Incluso en el caso de que los administradores sociales no hubieran sido diligentes en la gestión social y hubieran llevado a la sociedad a la insolvencia, el daño directo se habría causado a la sociedad administrada por ellos, que habría incurrido en pérdidas, no a los acreedores sociales, que solo habrían sufrido el daño de modo indirecto, al no poder cobrar sus créditos de la sociedad. Así pues, los daños sufridos por el acreedor no serían daños directos o primarios, sino reflejos o secundarios, derivados de la insolvencia de la sociedad.
Para que el administrador responda frente al socio o frente al acreedor que ejercita una acción individual de responsabilidad del art. 241 TRLSC, es necesario que el patrimonio receptor del daño directo sea el de quien ejercita la acción. Y no es directo, sino indirecto, el daño sufrido por el patrimonio de la sociedad que repercute en los socios o acreedores.
En este caso, resulta acreditado un ilícito orgánico consistente en el deber de liquidación ordenada de las compañías que ha sido infringido, con distracción de los activos, y un cierre de hechos que ha causado con ello un perjuicio a los demandantes. El ilicito orgánico no es la insolvencia de las mercantiles, sino que es el hecho de distraer los activos de dichas mercantiles sin dar razón de los mismos, y en concreto las cantidades entregadas por los demandantes.

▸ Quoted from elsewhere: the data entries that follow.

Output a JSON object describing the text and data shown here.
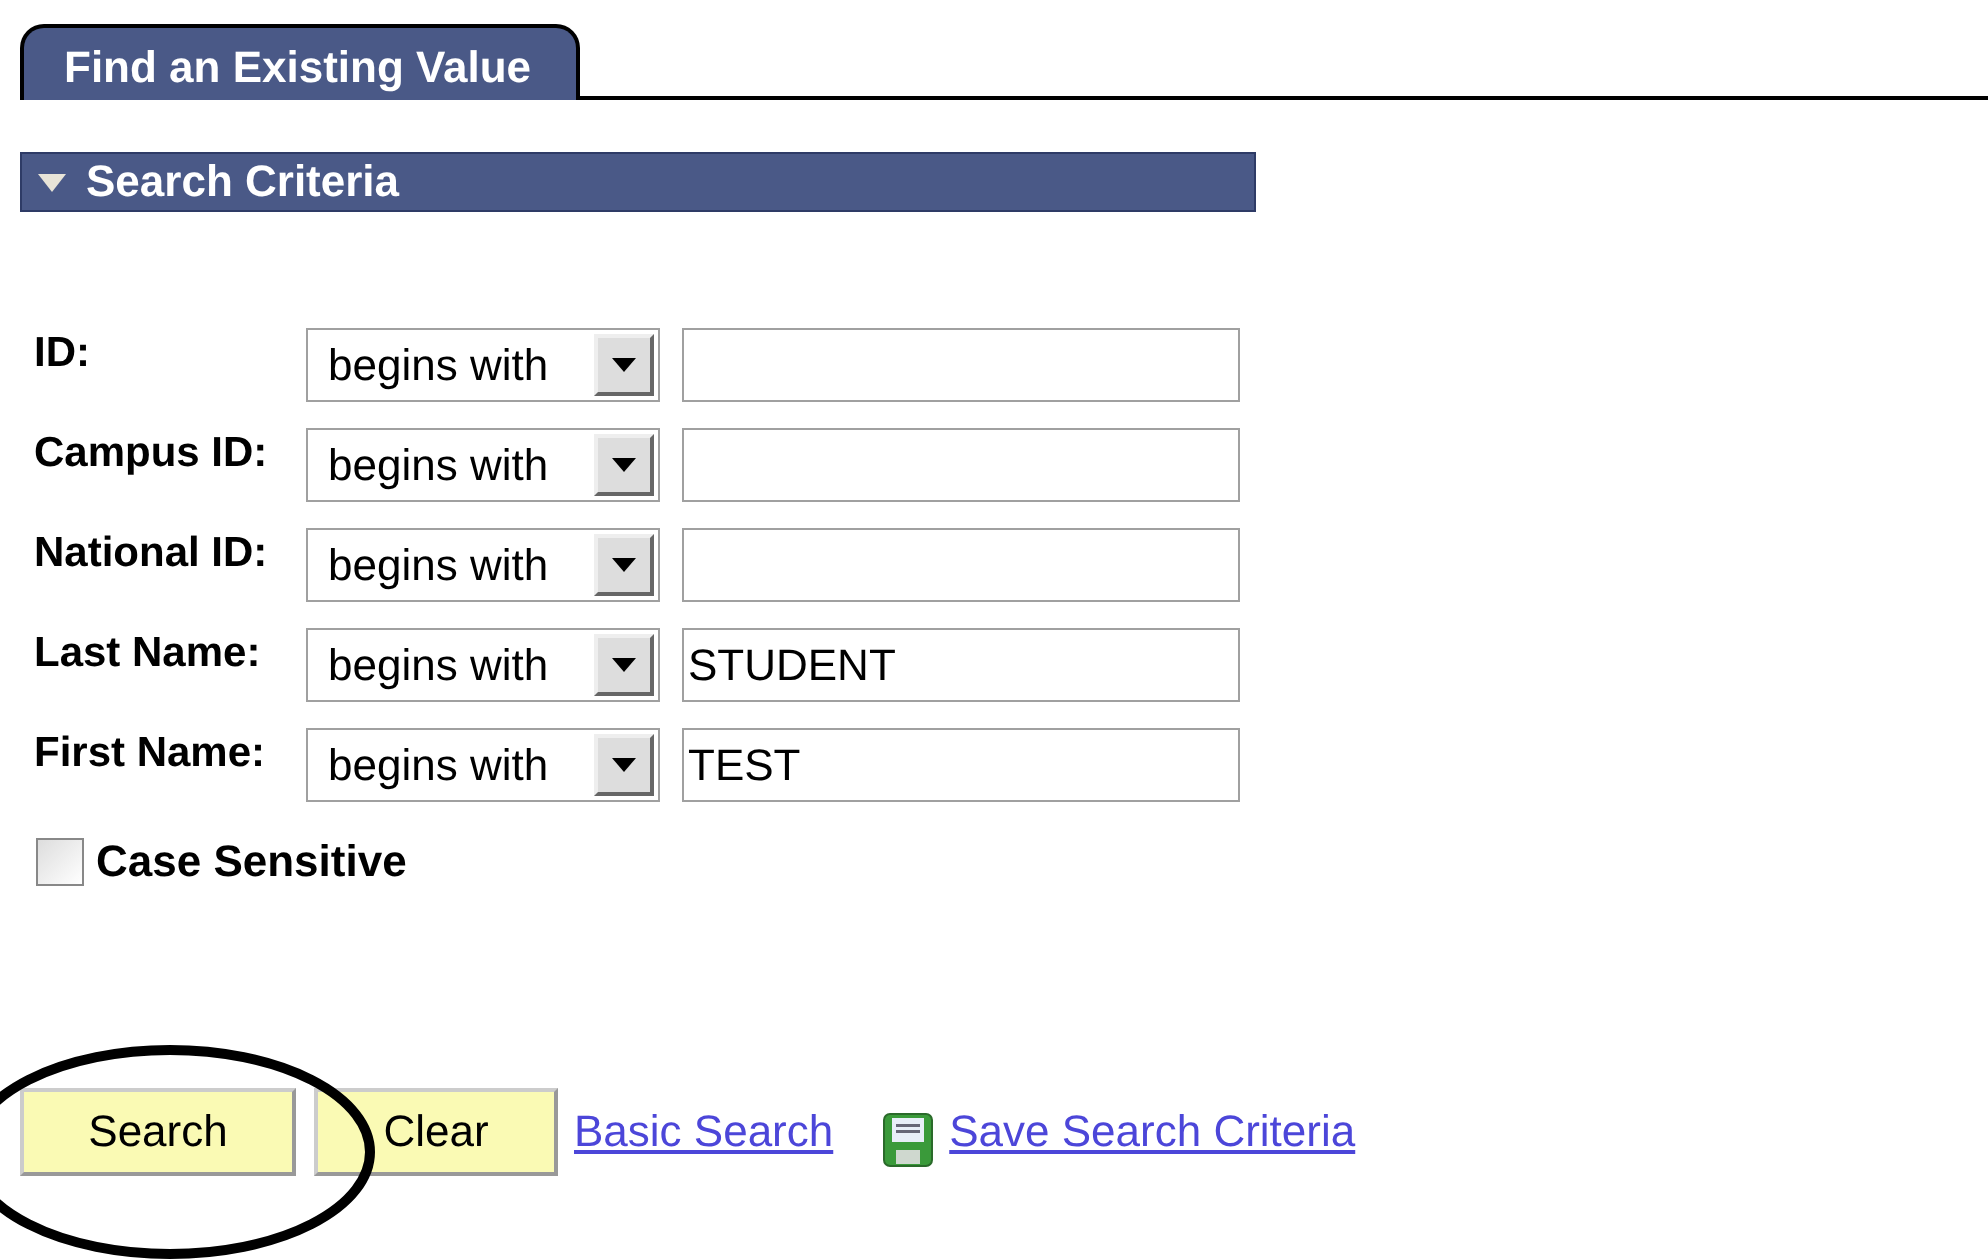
{
  "tabs": [
    {
      "label": "Find an Existing Value",
      "selected": true
    }
  ],
  "section": {
    "title": "Search Criteria",
    "expanded": true
  },
  "fields": [
    {
      "label": "ID:",
      "operator": "begins with"
    },
    {
      "label": "Campus ID:",
      "operator": "begins with"
    },
    {
      "label": "National ID:",
      "operator": "begins with"
    },
    {
      "label": "Last Name:",
      "operator": "begins with",
      "value": "STUDENT"
    },
    {
      "label": "First Name:",
      "operator": "begins with",
      "value": "TEST"
    }
  ],
  "case_sensitive": {
    "label": "Case Sensitive",
    "checked": false
  },
  "buttons": [
    "Search",
    "Clear"
  ],
  "links": [
    {
      "label": "Basic Search",
      "kind": "link"
    },
    {
      "label": "Save Search Criteria",
      "kind": "save"
    }
  ]
}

Este comportamniento tiene un claro nexo causal con el daños sufrido al no poder atenderse la deuda de los acreedores con dichos activos.
En cuanto a los intereses que devengarán las cantidades reclamadas serán los legales de conformidad con los arts. 1.100 y 1.108 del CC desde la fecha de interposición de la demanda.
Al ser íntegramente estimada la demanda, se condena a las demandadas al pago de las costas.
En atención a lo anteriormente expuesto,
Fallo
Estimo la demanda presentada por el/la Procurador/a Eva Maria Viudez Castro, en nombre y representación de Vicenta y Conrado, contra SOCIOSANITARIO ILURO, S.L., FLY AND FLY TO BARCELONA, S.L., Dimas y María Antonieta; y condeno a todos los demandados a pagar los demandantes a cantidad de 224.078,26 €, más interes legales y se compensan las cuotas liquidadas por SOCIOSANITARIO ILURO SL referentes al préstamo hipotecario, de fecha 12 de abril de 2016, concedido por la sociedad GINIS INVEST SL, si las hubiera, y se condena a SOCIOSANITARIO ILURO SL, María Antonieta y Dimas al pago de la cantidad de 27.151,83 €, más intereses legales.
Impongo a las demandadas el pago de las costas causadas en este proceso.
El recurso se interpone mediante un escrito que se debe presentar en este Órgano dentro del plazo de
Así por esta sentencia, lo pronuncio, mando y firmo.